Opstand migranten Zuid-Italië
In Rosarno in het uiterste zuiden van Italië zijn Afrikaanse migranten in opstand gekomen nadat ze beschoten werden. Sinds donderdagavond is het zeer onrustig in Rosarno. Toen werden Afrikaanse migranten die op weg naar huis waren na in de sinaasappelplantages gewerkt te hebben, vanuit een langsrijdende auto beschoten, vermoedelijk met een luchtdrukgeweer. Twee mensen raakten gewond.
De migranten reageerden op de beschieting door massaal het stadje in te trekken, waarbij ze met de politie botsten, auto’s in brand staken en winkels plunderden. Zo’n 2000 van hen demonstreerden voor het gemeentehuis om te protesteren tegen de racistische behandeling die ze ondergaan. Ze droegen leuzen mee als “wij zijn geen dieren” en “jullie zijn racisten”. Kruispunten op toegangswegen naar een grote gekraakte fabriekshal waar velen van hen onderdak hebben worden met bemande barricades afgeschermd.
Na de eerste demonstratie waren er verschillende confrontaties tussen de migranten, politie en lokale bevolking, waarbij (volgens de onbekende bron hieronder) 34 gewonden vielen en 7 mensen gearresteerd werden.
Volgens verschillende media heeft de lokale maffia (‘ndrangheta) met de beschieting te maken die de boel deed ontploffen. De migranten-arbeiders verdienen gemiddeld 25 euro per dag, waarvan ze weer 5 euro ‘beschermingsgeld’ af moeten dragen. De beschieting zou uitgevoerd zijn om ze te dwingen hun ‘belasting’ te betalen.
Eerder raakte ook al iemand gewond toen een schutter de fabriekshal binnentrad waar mensen op kartonnen dozen lagen te slapen en hen beschoot.
Een deel van de bevolking kiest de kant van de migranten. Vertegenwoordigers van de lokale katholieke kerk hebben verklaard dat gezien de omstandigheden waaronder ze moeten leven en de manier waarop ze behandeld worden, het logisch is dat ze nu in opstand zijn gekomen.
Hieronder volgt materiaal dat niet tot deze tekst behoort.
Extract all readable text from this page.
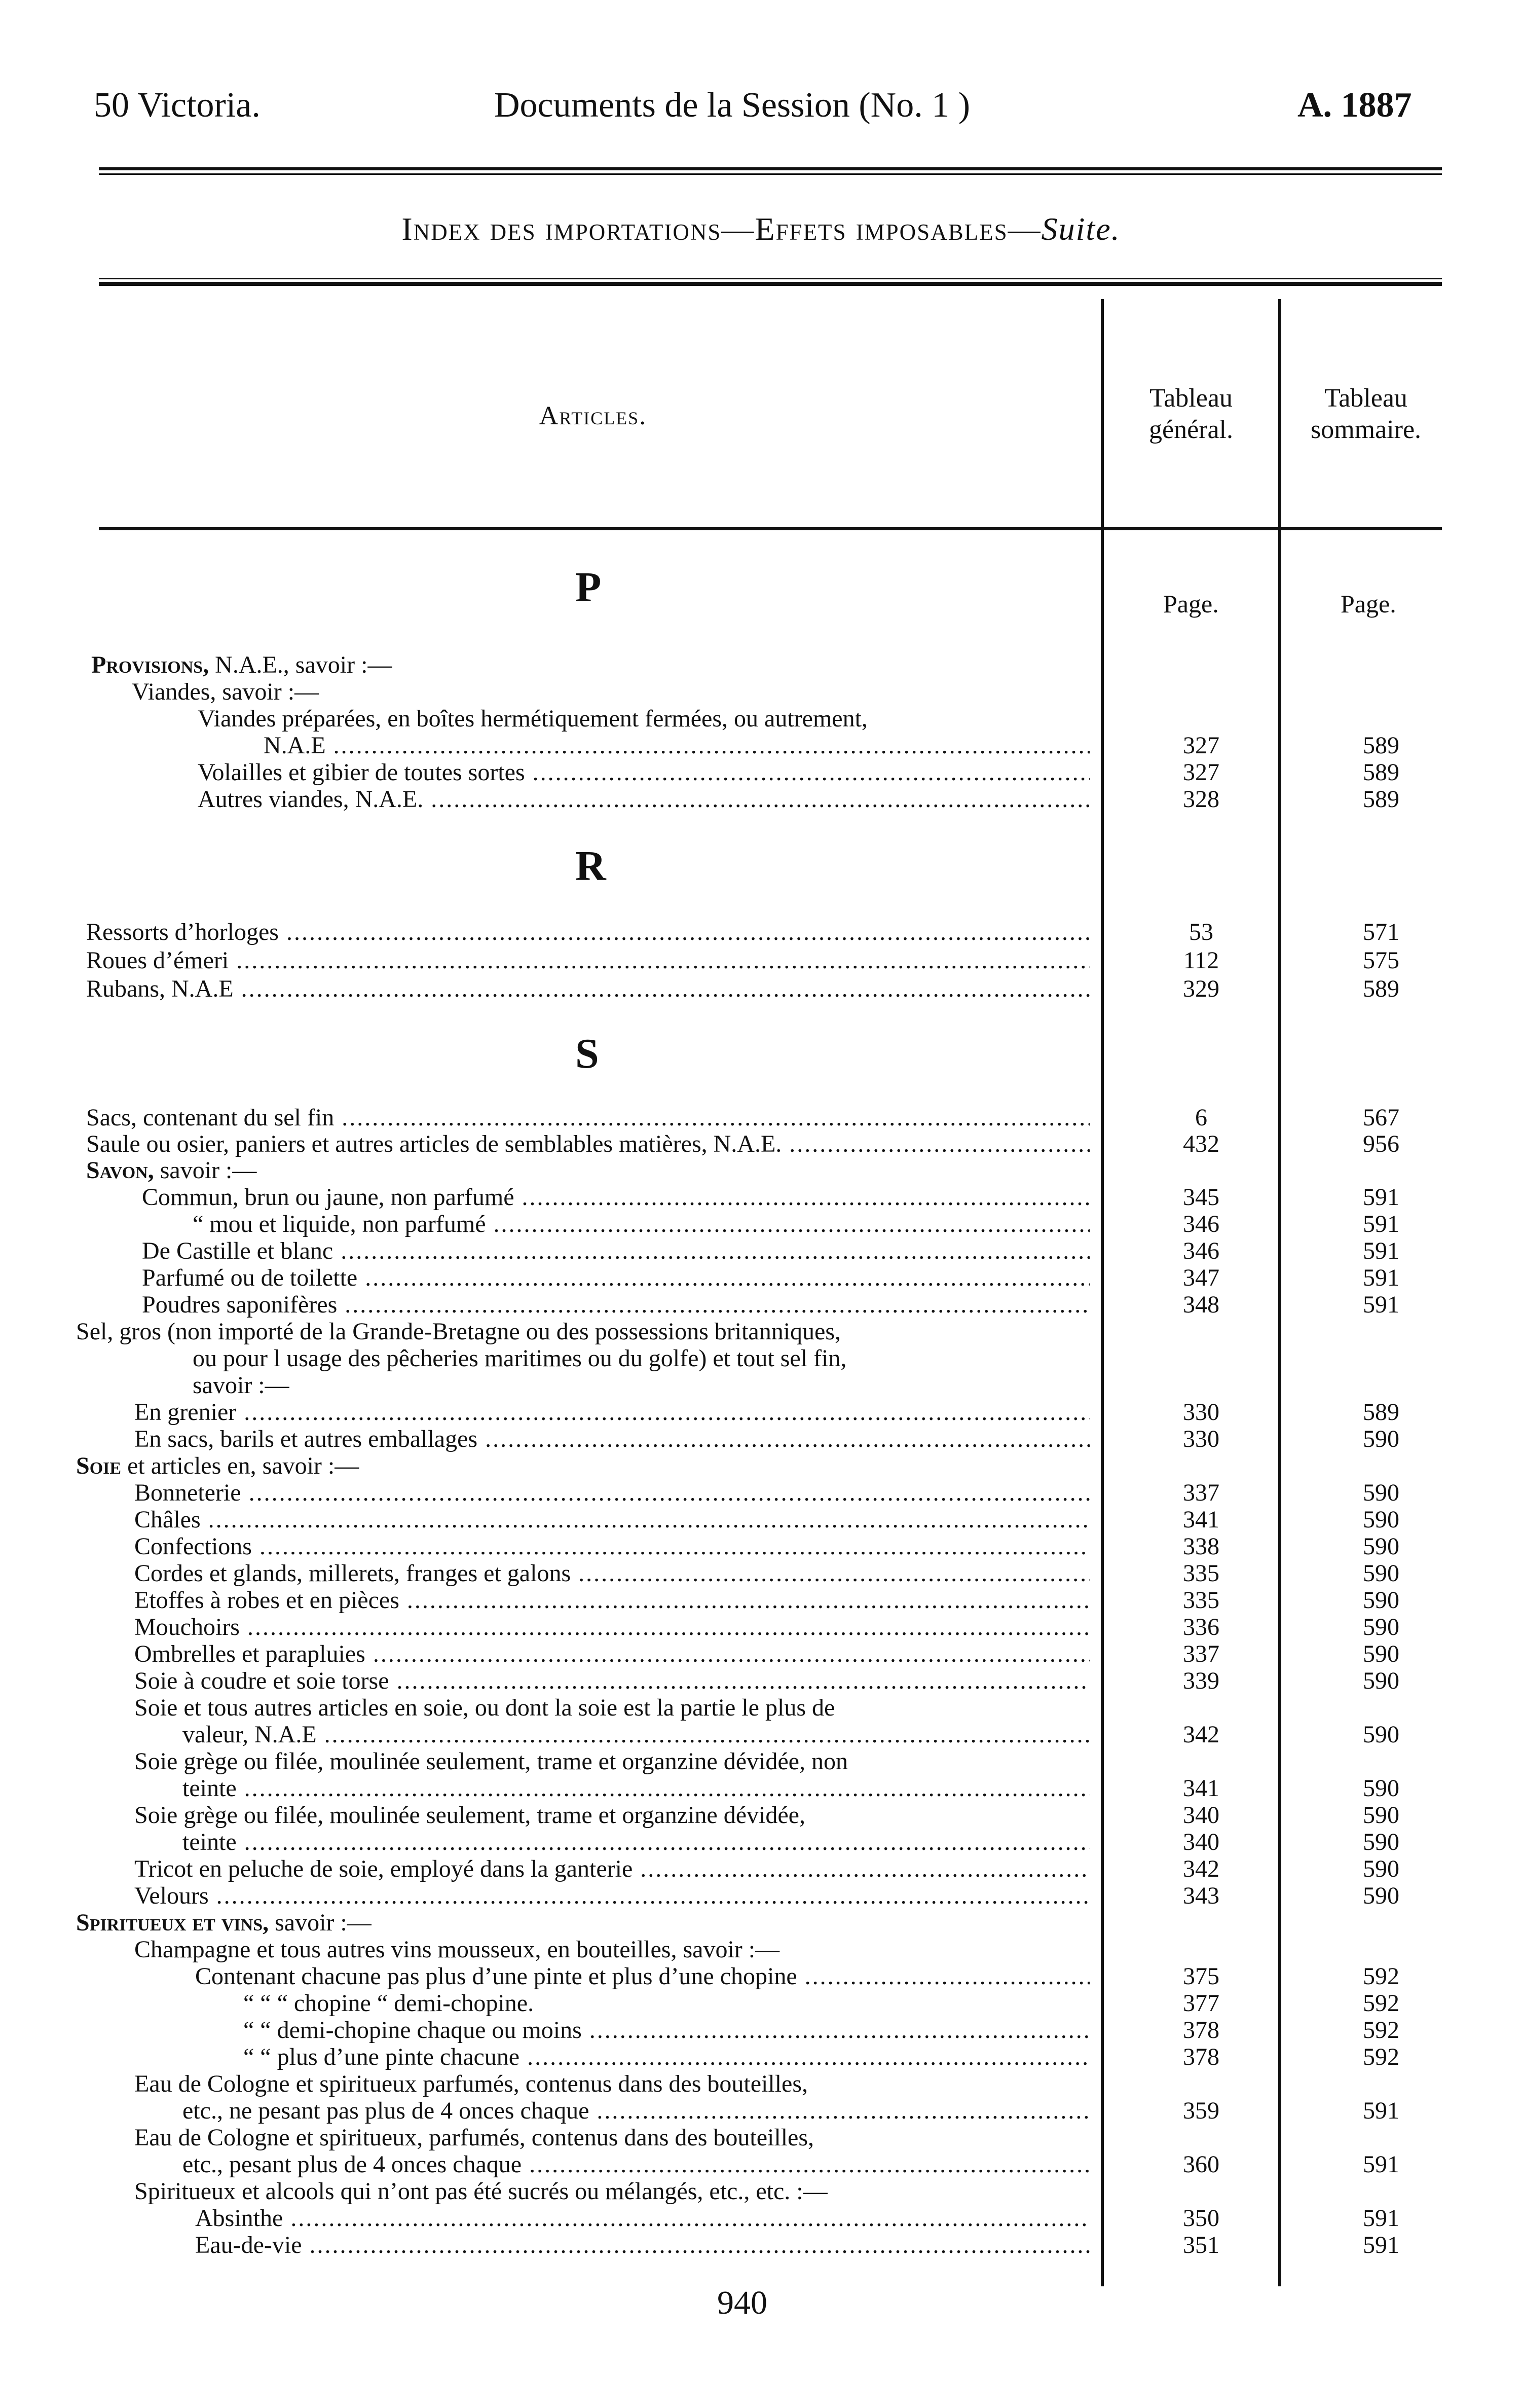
50 Victoria.	Documents de la Session (No. 1 )	A. 1887
Index des importations—Effets imposables—Suite.
Articles.
Tableau
général.
Tableau
sommaire.
P	Page.	Page.
R
S
Provisions, N.A.E., savoir :—
Viandes, savoir :—
Viandes préparées, en boîtes hermétiquement fermées, ou autrement,
N.A.E .....	327	589
Volailles et gibier de toutes sortes .....	327	589
Autres viandes, N.A.E. .....	328	589
Ressorts d’horloges .....	53	571
Roues d’émeri .....	112	575
Rubans, N.A.E .....	329	589
Sacs, contenant du sel fin .....	6	567
Saule ou osier, paniers et autres articles de semblables matières, N.A.E. .....	432	956
Savon, savoir :—
Commun, brun ou jaune, non parfumé .....	345	591
“ mou et liquide, non parfumé .....	346	591
De Castille et blanc .....	346	591
Parfumé ou de toilette .....	347	591
Poudres saponifères .....	348	591
Sel, gros (non importé de la Grande-Bretagne ou des possessions britanniques,
ou pour l usage des pêcheries maritimes ou du golfe) et tout sel fin,
savoir :—
En grenier .....	330	589
En sacs, barils et autres emballages .....	330	590
Soie et articles en, savoir :—
Bonneterie .....	337	590
Châles .....	341	590
Confections .....	338	590
Cordes et glands, millerets, franges et galons .....	335	590
Etoffes à robes et en pièces .....	335	590
Mouchoirs .....	336	590
Ombrelles et parapluies .....	337	590
Soie à coudre et soie torse .....	339	590
Soie et tous autres articles en soie, ou dont la soie est la partie le plus de
valeur, N.A.E .....	342	590
Soie grège ou filée, moulinée seulement, trame et organzine dévidée, non
teinte .....	341	590
Soie grège ou filée, moulinée seulement, trame et organzine dévidée,	340	590
teinte .....	340	590
Tricot en peluche de soie, employé dans la ganterie .....	342	590
Velours .....	343	590
Spiritueux et vins, savoir :—
Champagne et tous autres vins mousseux, en bouteilles, savoir :—
Contenant chacune pas plus d’une pinte et plus d’une chopine .....	375	592
“ “ “ chopine “ demi-chopine.	377	592
“ “ demi-chopine chaque ou moins .....	378	592
“ “ plus d’une pinte chacune .....	378	592
Eau de Cologne et spiritueux parfumés, contenus dans des bouteilles,
etc., ne pesant pas plus de 4 onces chaque .....	359	591
Eau de Cologne et spiritueux, parfumés, contenus dans des bouteilles,
etc., pesant plus de 4 onces chaque .....	360	591
Spiritueux et alcools qui n’ont pas été sucrés ou mélangés, etc., etc. :—
Absinthe .....	350	591
Eau-de-vie .....	351	591
940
Interessant is ook dat de anti-maffia-activist en schrijver (Gomorra) Roberto Saviani stelt dat de gebeurtenis belangrijk is in de strijd tegen de alomtegenwoordige macht van de maffia. De Afrikanen zijn volgens hem de enigen die zich te weer durven te stellen tegen de maffia. Eerder in september gebeurde precies hetzelfde nadat de camorra-maffia in Castelvolturno bij Napels zes jinge Afrikaanse mannen had doodgeschoten: “In the six preceding months, the camorra killed a shocking number of innocent Italians. On May 16, 2008, Domenico Noviello, who ten years ago had reported extortion, was killed right after losing his police protection. But nothing, no protest at all. No Italians took to the streets. The few who were outraged….felt ever more alone and powerless.But their aloneness was finally broken on the morning of the 19th [of September 2008] when hundreds and hundreds of African men and women occupied the streets and screamed their indignation in the face of Italians.” Saviano notes that there was vandalism during the protests, but “the extraordinary thing is that the day after, the Africans took it upon themselves to repair the damages.” “Their objective was to attract attention and say, ‘Don’t try it ever again.’” (link)
Ondertussen zijn er ook alweer nieuwe beschietingen geweest en gewonden gevallen. Maffia heeft twee mensen in de benen geschoten en er is ook sprake van aanvallen met ijzeren staven. Volgens verschillende berichten zou een van de gewonde Afrikanen in kritieke toestand in het ziekenhuis liggen.(Italiaanse pers, foto’s hier)
De landelijke regerende politici, zoals de extreemrechtse minister van Binnenlandse Zaken Maroni (Lega Nord) putten zich zoals gebruikelijk uit in het leggen van de schuld bij de migranten (en migratie in het algemeen).
Hieronder een Engelstalig bericht van indymedia-Duitsland waarvan titel en herkomst onduidlijk is, daaronder nog enkele links naar verslagen van reguliere Duitse media, waaronder een filmpje van Spiegel-TV.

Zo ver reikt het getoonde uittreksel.